Back in college, I helped a friend with his movie by recording and editing audio. When doing audio editing, we took a VCR tape with the edited video that had a special code, called SMPTE Timecode embedded in it. My computer audio workstation had special hardware that would analyze the incoming timecode and figure out exactly what video frame the VCR was playing, so it could playback the audio at the same spot. It worked great — for a few minutes at a time. After a while, the video and audio would drift out of sync, so we couldn’t watch the whole movie from start to finish. This is called “flywheeling” because it relies on the audio and video having the same “momentum” to keep things playing in sync.

The problem with that setup was that the video (coming from the VCR) and audio (coming from the computer) had slightly different internal clocks — one might be a little faster than the other, and over time the difference would compound. (Fancy studios at the time had special signals that both the audio and video equipment would sync to, but we couldn’t afford such stuff).

You might think this wouldn’t be an issue in a single computer playing back both video and audio, but as we learned in our last post, the digital audio sampling clock has some very stringent requirements, and it turns out that modern computers and mobile devices still have different clocks for audio and video, so some work is needed to keep things in sync. Generally the OS or player software handles keeping the audio and video in sync, so we don’t need to worry, but it’s worth understanding how this works.

Generally speaking, the overall technique is to let the audio clock take the lead. This is because it is the highest the most sensitive to fluctuations. Compared to video where a .1% change in playback speed is not noticeable, a .1% change in playback speed in audio can change 1,000 Hz to 1001 Hz, which is quite noticeable in many contexts. For short content, flywheeling works well, and for longer content, the video can be resynched to the audio, without causing any noticeable problems.

There are still times when flywheeling is necessary: for example, apps like TikTok let you play audio and let you record video alongside or record a reaction video along with someone else’s source video. In these cases, flywheeling is the easiest option, but it works fine because the content is usually short.

You might wonder how audio and video are synchronized inside a file. File formats that can contain both audio and video, like Quicktime and MP4, don’t have too much to worry about, because, within the file, individual video frames and audio samples have a clear time that they are supposed to play, and a clear speed they are supposed to play at. It is up to the player to make sure they actually play at the right time and speed.

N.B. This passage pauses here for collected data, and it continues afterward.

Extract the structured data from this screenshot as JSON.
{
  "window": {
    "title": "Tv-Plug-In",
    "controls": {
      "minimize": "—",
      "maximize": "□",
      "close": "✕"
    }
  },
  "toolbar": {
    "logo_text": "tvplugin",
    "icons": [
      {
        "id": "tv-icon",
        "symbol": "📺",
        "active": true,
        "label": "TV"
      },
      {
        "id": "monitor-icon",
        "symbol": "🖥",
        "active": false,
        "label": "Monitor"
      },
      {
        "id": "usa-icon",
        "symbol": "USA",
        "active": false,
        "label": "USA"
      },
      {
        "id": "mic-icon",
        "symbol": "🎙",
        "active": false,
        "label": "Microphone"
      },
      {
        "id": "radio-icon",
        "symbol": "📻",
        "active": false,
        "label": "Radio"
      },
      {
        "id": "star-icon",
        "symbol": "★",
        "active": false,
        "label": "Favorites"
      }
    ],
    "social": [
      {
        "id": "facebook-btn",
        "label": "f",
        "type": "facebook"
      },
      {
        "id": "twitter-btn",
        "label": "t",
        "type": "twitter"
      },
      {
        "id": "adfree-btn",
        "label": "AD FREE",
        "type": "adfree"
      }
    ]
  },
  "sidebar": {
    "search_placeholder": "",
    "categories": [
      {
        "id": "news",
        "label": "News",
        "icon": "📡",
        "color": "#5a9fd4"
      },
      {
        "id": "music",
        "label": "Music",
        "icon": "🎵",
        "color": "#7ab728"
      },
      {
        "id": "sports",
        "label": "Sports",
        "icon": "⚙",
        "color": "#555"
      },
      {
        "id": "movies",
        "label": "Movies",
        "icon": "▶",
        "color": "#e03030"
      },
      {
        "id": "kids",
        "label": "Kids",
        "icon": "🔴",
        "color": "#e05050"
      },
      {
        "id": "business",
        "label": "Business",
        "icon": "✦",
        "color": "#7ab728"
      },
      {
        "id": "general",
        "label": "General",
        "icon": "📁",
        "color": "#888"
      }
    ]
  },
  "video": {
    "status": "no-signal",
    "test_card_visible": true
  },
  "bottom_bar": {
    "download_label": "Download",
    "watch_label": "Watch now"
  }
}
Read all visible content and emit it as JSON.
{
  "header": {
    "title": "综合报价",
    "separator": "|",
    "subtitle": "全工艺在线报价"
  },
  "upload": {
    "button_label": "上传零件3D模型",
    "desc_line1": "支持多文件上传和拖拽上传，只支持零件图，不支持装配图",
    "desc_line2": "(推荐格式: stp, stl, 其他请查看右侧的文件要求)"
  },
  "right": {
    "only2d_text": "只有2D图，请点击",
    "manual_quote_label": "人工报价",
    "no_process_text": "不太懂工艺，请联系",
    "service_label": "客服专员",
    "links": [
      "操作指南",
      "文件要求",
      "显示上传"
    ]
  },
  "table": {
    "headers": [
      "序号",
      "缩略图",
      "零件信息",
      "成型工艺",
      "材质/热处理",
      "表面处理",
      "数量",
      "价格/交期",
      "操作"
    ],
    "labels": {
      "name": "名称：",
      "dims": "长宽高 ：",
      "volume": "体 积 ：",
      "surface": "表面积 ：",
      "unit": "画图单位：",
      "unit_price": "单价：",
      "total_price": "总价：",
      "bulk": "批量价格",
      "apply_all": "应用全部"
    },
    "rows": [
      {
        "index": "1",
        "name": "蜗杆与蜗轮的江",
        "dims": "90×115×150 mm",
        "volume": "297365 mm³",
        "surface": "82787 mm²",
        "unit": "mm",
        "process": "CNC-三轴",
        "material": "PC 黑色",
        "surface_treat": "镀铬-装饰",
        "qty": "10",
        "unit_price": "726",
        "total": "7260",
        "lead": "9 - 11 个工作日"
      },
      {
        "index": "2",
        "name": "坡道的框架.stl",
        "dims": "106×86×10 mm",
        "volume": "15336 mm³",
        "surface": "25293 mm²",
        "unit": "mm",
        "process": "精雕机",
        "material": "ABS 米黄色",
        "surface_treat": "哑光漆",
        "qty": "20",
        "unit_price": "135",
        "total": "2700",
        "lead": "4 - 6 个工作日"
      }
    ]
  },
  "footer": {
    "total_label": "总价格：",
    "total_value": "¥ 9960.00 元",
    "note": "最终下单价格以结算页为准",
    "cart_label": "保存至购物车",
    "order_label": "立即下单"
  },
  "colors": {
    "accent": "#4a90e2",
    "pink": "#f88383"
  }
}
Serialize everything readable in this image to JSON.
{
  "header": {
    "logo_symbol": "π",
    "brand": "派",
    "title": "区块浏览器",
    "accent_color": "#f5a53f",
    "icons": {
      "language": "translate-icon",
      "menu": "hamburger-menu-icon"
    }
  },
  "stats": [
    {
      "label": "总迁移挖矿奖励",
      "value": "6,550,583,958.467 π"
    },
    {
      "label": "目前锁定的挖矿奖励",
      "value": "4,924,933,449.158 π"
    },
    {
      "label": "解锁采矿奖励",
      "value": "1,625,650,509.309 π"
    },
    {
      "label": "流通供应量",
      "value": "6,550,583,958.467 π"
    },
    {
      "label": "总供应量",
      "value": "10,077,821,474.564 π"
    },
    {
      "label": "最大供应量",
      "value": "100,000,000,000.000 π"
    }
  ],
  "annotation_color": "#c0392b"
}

One place things can get out of sync, even in modern life, is in video calls. We’ve all experienced a Zoom or Google Meet call which starts fine but at some point the audio starts to lag. This happens because audio and video are separated into separate streams. This is not a problem in and of itself, as long as they are played at the same rate, but sometimes packets get lost and the player has to decide what to do. The player doesn’t always know what to fill in, or how to buffer, and may repeat or skip parts of the audio and video by different amounts. In this case, timing information in the packets can act like the SMPTE timecode and can, in theory, correct the issue — but reality isn’t always as good as theory. I usually find the best solution is to try reconnecting.